Он знал, что без него она жить на свете не будет.
Но и отступать уже было поздно, бессмысленно и позорно.
Он присел, выставив меч впереди себя, держа его перед глазами правой рукой за рукоять, а левой – за острие. Он будто защищал мечом свое лицо.
И верно сделал – выпад сенагона был неуловим и страшен. Всей тяжестью синяя молния меча Фудзивары обрушилась на меч Василия. Звон, искры полетели; моряк прыгнул в сторону, повел в воздухе тяжеленным оружьем медленно, будто дразня опытного в сраженьях яматца. Тот изумленно, исподлобья поглядел на иноземца, зазнавшегося от первого, случайного успеха. Принял позу летящего над горами орла – растопырил, раскинул руки, и меч завис над его плечом, и свет от люстры ударил в вороненую сталь, заставляя наблюдателей прижмурить веки.
– Эй! Бездельники! – прогремел сенагон на все покои дворца. – Распахнуть двери, окна немедля! Там, снаружи, Солнце! Пусть оно увидит, как я сейчас раскрою череп приблудному русскому псу!
Слуги повиновались. Стекла полетели прочь, створки затрещали. Лучи ворвались в залу, забивая насмерть тусклый блеск стекляшек люстры. Вместе со светом ворвался и воздух – свежий, соленый ветер с моря. Обдул насмешливо страшные, горячие и красные мужские лица.
Василий ощущал запах собственного пота. Проклятая испарина. Ладонь скользила по рукояти. Только бы не выронить оружье. И как это самураи их носят на поясе; и как еще ими сражаются. Ну да, их учат сызмальства. Натаска, привычка, уменье. А он – куда он со свиным-то рылом да в калашный ряд?!

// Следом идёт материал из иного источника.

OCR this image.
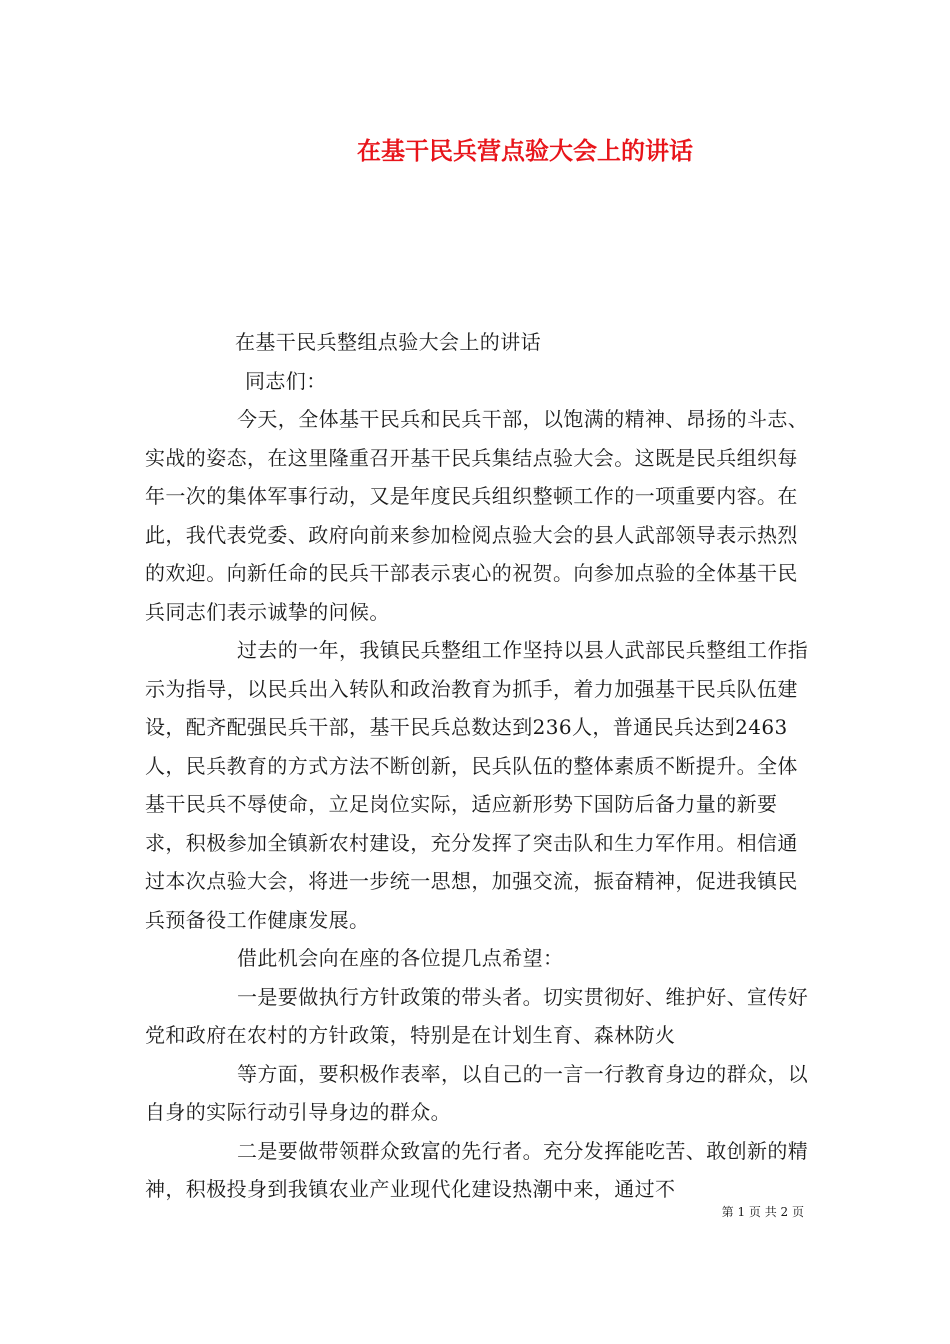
在基干民兵营点验大会上的讲话

在基干民兵整组点验大会上的讲话

同志们：

今天，全体基干民兵和民兵干部，以饱满的精神、昂扬的斗志、实战的姿态，在这里隆重召开基干民兵集结点验大会。这既是民兵组织每年一次的集体军事行动，又是年度民兵组织整顿工作的一项重要内容。在此，我代表党委、政府向前来参加检阅点验大会的县人武部领导表示热烈的欢迎。向新任命的民兵干部表示衷心的祝贺。向参加点验的全体基干民兵同志们表示诚挚的问候。

过去的一年，我镇民兵整组工作坚持以县人武部民兵整组工作指示为指导，以民兵出入转队和政治教育为抓手，着力加强基干民兵队伍建设，配齐配强民兵干部，基干民兵总数达到236人，普通民兵达到2463人，民兵教育的方式方法不断创新，民兵队伍的整体素质不断提升。全体基干民兵不辱使命，立足岗位实际，适应新形势下国防后备力量的新要求，积极参加全镇新农村建设，充分发挥了突击队和生力军作用。相信通过本次点验大会，将进一步统一思想，加强交流，振奋精神，促进我镇民兵预备役工作健康发展。

借此机会向在座的各位提几点希望：

一是要做执行方针政策的带头者。切实贯彻好、维护好、宣传好党和政府在农村的方针政策，特别是在计划生育、森林防火

等方面，要积极作表率，以自己的一言一行教育身边的群众，以自身的实际行动引导身边的群众。

二是要做带领群众致富的先行者。充分发挥能吃苦、敢创新的精神，积极投身到我镇农业产业现代化建设热潮中来，通过不

第 1 页 共 2 页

Он сделал нелепый, непонятный выпад – будто хотел рухнуть на сенагона всем телом, будто уже ранен был или мертвеньким захотел притвориться: стал падать на Фудзивару, вперед, расширив беззвучно орущий рот, не сгибая коленей, занеся меч высоко над головой, и грудь его сейчас была беззащитной – руби не хочу, – и искусный Фудзивара обрадовался было, резанул лезвием воздух поперек такого соблазнительно близкого ребра Василия, да на волос просвистело лезвие, не рассчитал мгновенья сенагон, сильней обычного сузил свой хрустально-зрячий, алмазный глаз, – и Василий понял, изловчился, отскочил, снова присел на обе ноги, подобно лягушке, жабе распластанной, и вдруг выпрямился, вытянулся во весь рост стрелой, откинул голову, одним сильным рывком поднял неподъемный меч, ухватил его обеими руками и рубанул им сплеча наискосок, будто дождь посек голое черное пространство вокруг врага; а враг присел в это время как раз, и описал меч Василия бестолковый круг над бритой головой сенагона, и вырвался из груди сенагона хриплый победный клич: О-ха-и!” – и, отпрыгнув назад на локоть, Фудзивара затряс, замотал своим мечом так часто и мелко перед грудью, перед животом моряка, будто и не меч это был вовсе, а легкие, бестелесные деревянные нун-чаки; и полетели от меча, от блестящего в солнечных лучах лезвия, от всех четырех страшных граней тысячи колючих искр, и не мог Василий оторвать взгляда от великой молнии смерти, бьющейся перед ним в диковинном танце, в неистовой пляске, и один выход оставался ему – ударить железом по железу, остановить дикую пляску смерти, прекратить навсегда.